SRE
May 2021 - September 2025
Wireless Car
Detroit, MI
- Resolved system and data concerns from automotive clients and their customers, tracking network and system state issues through complex asynchronous systems while maintaining communication throughout the incident lifecycle.
- Corrected customer vehicle telematics issues using internal software, database and system-level scripts, and APIs.
- Was on-call as the sole US-based representative on an SRE team distributed worldwide to handle critical incident triage, investigation, and communication with necessary DevOps and management teams.
- Led critical incident Root Cause Analyses (RCAs) involving development, specialist, and management team representatives to examine system and company processes and to design and enact improvements.
- Collaborated to implement a system driving critical incident communication and lifecycle, developing, documenting, and presenting the best practices for all company product teams.
- Designed modifications to company processes for critical incidents and their associated RCAs, carrying the proposals through the testing, documentation, and implementation phases and presenting changes to the multitude of teams impacted.

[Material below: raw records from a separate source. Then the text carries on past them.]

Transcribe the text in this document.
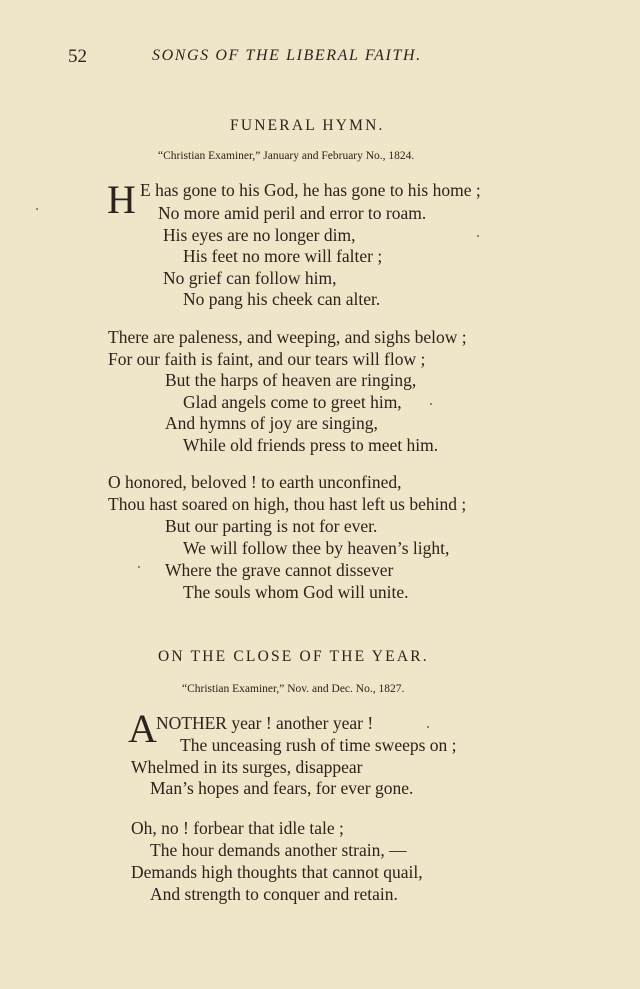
52	SONGS OF THE LIBERAL FAITH.
FUNERAL HYMN.
“Christian Examiner,” January and February No., 1824.
H E has gone to his God, he has gone to his home ;
No more amid peril and error to roam.
His eyes are no longer dim,
His feet no more will falter ;
No grief can follow him,
No pang his cheek can alter.
There are paleness, and weeping, and sighs below ;
For our faith is faint, and our tears will flow ;
But the harps of heaven are ringing,
Glad angels come to greet him,
And hymns of joy are singing,
While old friends press to meet him.
O honored, beloved ! to earth unconfined,
Thou hast soared on high, thou hast left us behind ;
But our parting is not for ever.
We will follow thee by heaven’s light,
Where the grave cannot dissever
The souls whom God will unite.
ON THE CLOSE OF THE YEAR.
“Christian Examiner,” Nov. and Dec. No., 1827.
A NOTHER year ! another year !
The unceasing rush of time sweeps on ;
Whelmed in its surges, disappear
Man’s hopes and fears, for ever gone.
Oh, no ! forbear that idle tale ;
The hour demands another strain, —
Demands high thoughts that cannot quail,
And strength to conquer and retain.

- Led an initiative to restructure the extensive team internal wiki, removing old documentation and creating a clear and logical page hierarchy that could be reliably traversed and referenced in high-stress situations.
- Developed infrastructure and application monitoring and alerting practices and associated runbooks alongside DevOps teams to improve observability, failure response time, and time to recovery.
- Developed monitoring and alerting best practices and runbooks alongside Devops teams, improving observability, failure response time, and time to recover.